Low Carb Canned Tomato Products
When it comes to simple canned tomato products – such as crushed, diced or pureed tomatoes without flavourings – most brands in Australia are relatively low carb. If the ingredients list doesn’t indicate there’s anything else added, that’s really as low carb as it’s possible to get.
If you’re looking to reduce the carb count further, you can minimise the amount of tomato that ends up in the portion you eat. Many recipes can be padded out with extra stock, while adding additional herbs and spices will help make up for the weaker tomato flavour.
Carbohydrates in some canned tomatoes in Australia:
· Coles Homebrand Chopped Tomatoes: 3g of carbs
· Woolworths Essentials Diced Tomatoes: 3.3g of carbs
· Coles Organic Diced Tomatoes: 3.4g of carbs
· Annalisa BPA Free Diced Tomatoes: 3.8g of carbs
· Annalisa Organic Diced Tomatoes: 3.6g of carbs
· Mutti Pulpa Diced Tomatoes: 3.9g of carbs
· Coles Diced Australian Tomatoes: 4.3g of carbs
· Ardmona Rich & Thick Tomatoes: 5.3g of carbs
· Ardmona Crushed Tomatoes: 5.3g of carbs
· Ardmona Crushed Vine Ripened Tomatoes: 6.9g of carbs
When it comes to low carb tomato pastes and sauces, look for options that only contain tomatoes, herbs and spices, without added sugar.
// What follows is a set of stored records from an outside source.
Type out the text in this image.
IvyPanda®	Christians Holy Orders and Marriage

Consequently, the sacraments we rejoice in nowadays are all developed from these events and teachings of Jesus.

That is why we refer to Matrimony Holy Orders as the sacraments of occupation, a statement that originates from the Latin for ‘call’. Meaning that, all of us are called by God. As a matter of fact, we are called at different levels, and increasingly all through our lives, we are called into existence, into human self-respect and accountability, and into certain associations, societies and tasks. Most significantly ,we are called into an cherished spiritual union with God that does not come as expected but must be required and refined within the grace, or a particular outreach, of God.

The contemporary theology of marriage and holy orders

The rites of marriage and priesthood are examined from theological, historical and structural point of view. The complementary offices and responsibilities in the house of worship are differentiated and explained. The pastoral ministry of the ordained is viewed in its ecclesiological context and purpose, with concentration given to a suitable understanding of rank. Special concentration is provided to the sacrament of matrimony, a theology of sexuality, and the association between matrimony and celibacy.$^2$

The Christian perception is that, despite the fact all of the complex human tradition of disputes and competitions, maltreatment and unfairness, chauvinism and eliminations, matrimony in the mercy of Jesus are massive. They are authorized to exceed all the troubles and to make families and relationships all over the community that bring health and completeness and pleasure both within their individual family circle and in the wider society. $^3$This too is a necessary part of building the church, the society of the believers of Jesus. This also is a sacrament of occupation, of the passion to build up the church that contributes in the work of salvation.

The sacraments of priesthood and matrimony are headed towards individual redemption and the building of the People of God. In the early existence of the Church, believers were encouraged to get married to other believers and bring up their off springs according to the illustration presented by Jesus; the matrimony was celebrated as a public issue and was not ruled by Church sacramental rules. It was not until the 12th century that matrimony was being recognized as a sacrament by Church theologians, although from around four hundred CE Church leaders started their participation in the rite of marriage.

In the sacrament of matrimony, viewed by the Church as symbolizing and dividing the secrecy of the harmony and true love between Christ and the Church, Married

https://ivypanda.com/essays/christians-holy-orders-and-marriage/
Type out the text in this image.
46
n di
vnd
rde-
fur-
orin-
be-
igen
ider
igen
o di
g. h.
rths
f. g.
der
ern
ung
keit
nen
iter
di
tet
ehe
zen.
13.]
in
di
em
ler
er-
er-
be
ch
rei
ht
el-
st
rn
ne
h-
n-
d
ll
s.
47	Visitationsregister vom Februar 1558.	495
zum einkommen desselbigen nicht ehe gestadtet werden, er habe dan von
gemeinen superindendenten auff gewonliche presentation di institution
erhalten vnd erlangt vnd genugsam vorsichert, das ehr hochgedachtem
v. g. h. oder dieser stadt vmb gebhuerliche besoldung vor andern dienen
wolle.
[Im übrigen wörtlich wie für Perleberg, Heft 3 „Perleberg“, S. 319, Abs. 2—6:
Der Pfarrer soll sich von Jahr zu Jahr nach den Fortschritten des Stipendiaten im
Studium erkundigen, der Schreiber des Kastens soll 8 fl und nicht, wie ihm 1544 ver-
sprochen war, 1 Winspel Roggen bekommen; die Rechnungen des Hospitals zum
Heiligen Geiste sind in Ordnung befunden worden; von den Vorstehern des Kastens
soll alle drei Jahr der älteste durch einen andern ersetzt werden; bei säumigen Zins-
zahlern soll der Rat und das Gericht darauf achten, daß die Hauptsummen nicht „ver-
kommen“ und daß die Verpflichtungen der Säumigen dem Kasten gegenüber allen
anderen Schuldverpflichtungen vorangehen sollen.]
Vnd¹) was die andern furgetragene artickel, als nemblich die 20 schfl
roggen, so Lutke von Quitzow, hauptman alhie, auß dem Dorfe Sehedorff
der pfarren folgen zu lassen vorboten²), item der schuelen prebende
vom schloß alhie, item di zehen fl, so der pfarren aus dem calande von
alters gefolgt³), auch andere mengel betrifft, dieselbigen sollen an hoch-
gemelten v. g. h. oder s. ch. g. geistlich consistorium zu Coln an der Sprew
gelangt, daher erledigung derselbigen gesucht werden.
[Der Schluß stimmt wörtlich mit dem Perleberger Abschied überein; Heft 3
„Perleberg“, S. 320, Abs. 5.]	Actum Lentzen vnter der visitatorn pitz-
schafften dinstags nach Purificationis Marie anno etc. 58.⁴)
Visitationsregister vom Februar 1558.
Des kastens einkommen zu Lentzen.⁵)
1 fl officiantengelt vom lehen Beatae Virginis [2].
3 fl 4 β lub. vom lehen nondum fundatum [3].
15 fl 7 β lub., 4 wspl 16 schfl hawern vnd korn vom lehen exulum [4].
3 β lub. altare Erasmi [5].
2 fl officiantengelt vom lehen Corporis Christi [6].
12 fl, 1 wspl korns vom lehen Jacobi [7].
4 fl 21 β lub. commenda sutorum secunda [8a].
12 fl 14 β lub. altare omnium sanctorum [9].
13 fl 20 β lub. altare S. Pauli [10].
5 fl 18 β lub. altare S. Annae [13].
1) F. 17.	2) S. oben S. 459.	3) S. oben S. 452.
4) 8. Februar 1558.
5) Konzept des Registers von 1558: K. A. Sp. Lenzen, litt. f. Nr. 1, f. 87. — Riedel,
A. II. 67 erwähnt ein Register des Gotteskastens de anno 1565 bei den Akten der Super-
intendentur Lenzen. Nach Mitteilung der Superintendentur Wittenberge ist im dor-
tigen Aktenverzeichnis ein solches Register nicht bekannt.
Tomato paste will inevitably be higher in carbs as it’s much more concentrated, but a little bit goes a long way in any recipe.
For lower carb pasta sauce, Keep It Cleaner is a popular option that’s easy to find in Australian supermarkets. You can also make your own pasta sauce, pizza sauce and even tomato sauce at home using canned tomatoes as a base. If it needs some additional sweetness, keto sweeteners work well to balance the flavour without adding carbohydrates.
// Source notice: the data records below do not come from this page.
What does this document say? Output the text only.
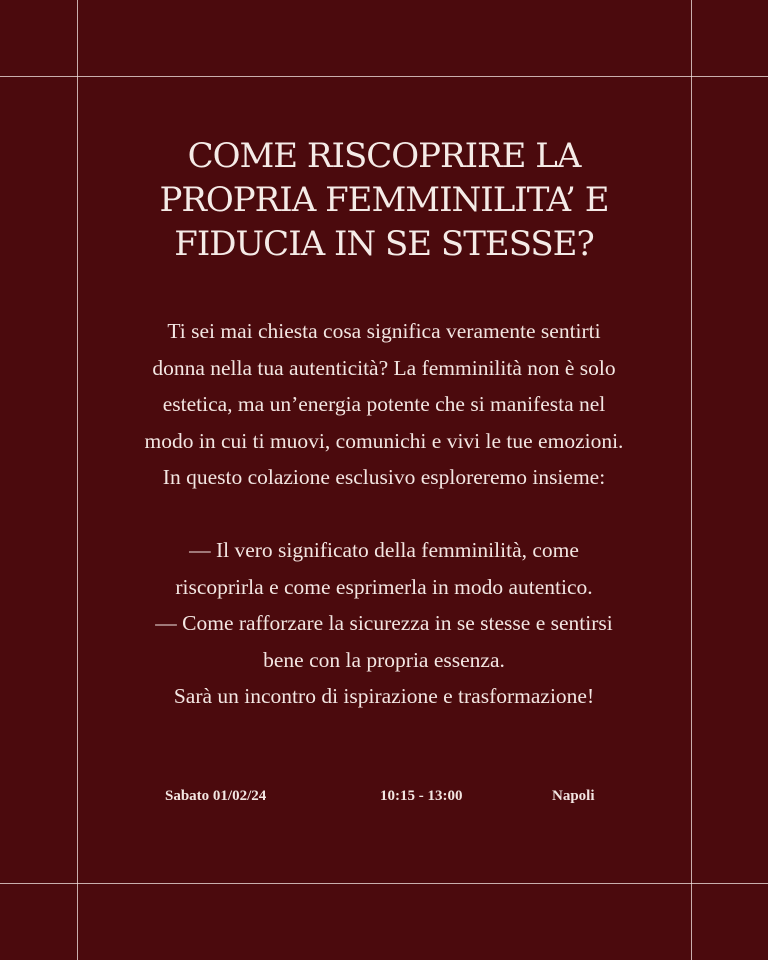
COME RISCOPRIRE LA
PROPRIA FEMMINILITA’ E
FIDUCIA IN SE STESSE?
Ti sei mai chiesta cosa significa veramente sentirti
donna nella tua autenticità? La femminilità non è solo
estetica, ma un’energia potente che si manifesta nel
modo in cui ti muovi, comunichi e vivi le tue emozioni.
In questo colazione esclusivo esploreremo insieme:
— Il vero significato della femminilità, come
riscoprirla e come esprimerla in modo autentico.
— Come rafforzare la sicurezza in se stesse e sentirsi
bene con la propria essenza.
Sarà un incontro di ispirazione e trasformazione!
Sabato 01/02/24	10:15 - 13:00	Napoli
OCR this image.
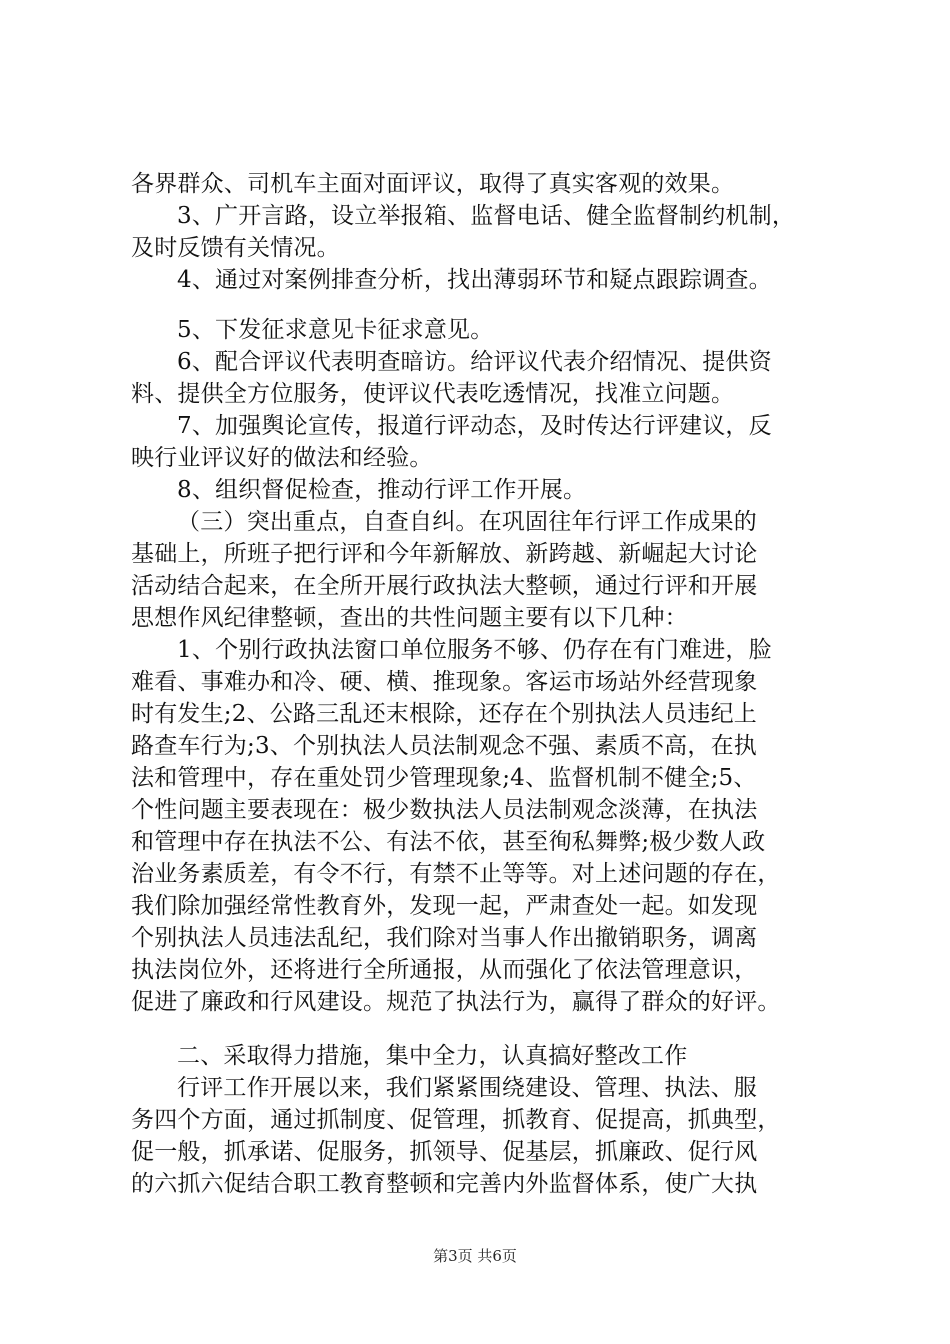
各界群众、司机车主面对面评议，取得了真实客观的效果。
3、广开言路，设立举报箱、监督电话、健全监督制约机制，
及时反馈有关情况。
4、通过对案例排查分析，找出薄弱环节和疑点跟踪调查。
5、下发征求意见卡征求意见。
6、配合评议代表明查暗访。给评议代表介绍情况、提供资
料、提供全方位服务，使评议代表吃透情况，找准立问题。
7、加强舆论宣传，报道行评动态，及时传达行评建议，反
映行业评议好的做法和经验。
8、组织督促检查，推动行评工作开展。
（三）突出重点，自查自纠。在巩固往年行评工作成果的
基础上，所班子把行评和今年新解放、新跨越、新崛起大讨论
活动结合起来，在全所开展行政执法大整顿，通过行评和开展
思想作风纪律整顿，查出的共性问题主要有以下几种：
1、个别行政执法窗口单位服务不够、仍存在有门难进，脸
难看、事难办和冷、硬、横、推现象。客运市场站外经营现象
时有发生;2、公路三乱还末根除，还存在个别执法人员违纪上
路查车行为;3、个别执法人员法制观念不强、素质不高，在执
法和管理中，存在重处罚少管理现象;4、监督机制不健全;5、
个性问题主要表现在：极少数执法人员法制观念淡薄，在执法
和管理中存在执法不公、有法不依，甚至徇私舞弊;极少数人政
治业务素质差，有令不行，有禁不止等等。对上述问题的存在，
我们除加强经常性教育外，发现一起，严肃查处一起。如发现
个别执法人员违法乱纪，我们除对当事人作出撤销职务，调离
执法岗位外，还将进行全所通报，从而强化了依法管理意识，
促进了廉政和行风建设。规范了执法行为，赢得了群众的好评。
二、采取得力措施，集中全力，认真搞好整改工作
行评工作开展以来，我们紧紧围绕建设、管理、执法、服
务四个方面，通过抓制度、促管理，抓教育、促提高，抓典型，
促一般，抓承诺、促服务，抓领导、促基层，抓廉政、促行风
的六抓六促结合职工教育整顿和完善内外监督体系，使广大执
第3页 共6页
Keto Recipes Using Tinned Tomatoes
How many carbs are there in cherry tomatoes?
Cherry tomatoes are a very popular small variety of tomato. Cherry tomatoes contain 3.6g of carbohydrates per 100g, or 6g of carbs per cup. One cherry tomato has 0.67 g of carbs.
Are onions keto friendly?
Onions can be eaten in moderation on a keto diet. Onions do not have any natural fat content and mostly contain carbohydrates. An average onion contains 0 g of fat, 14 g of carbs, and 2g of protein. However, serving sizes are usually small: half a cup of cooked onion has 2.68g of net carbs.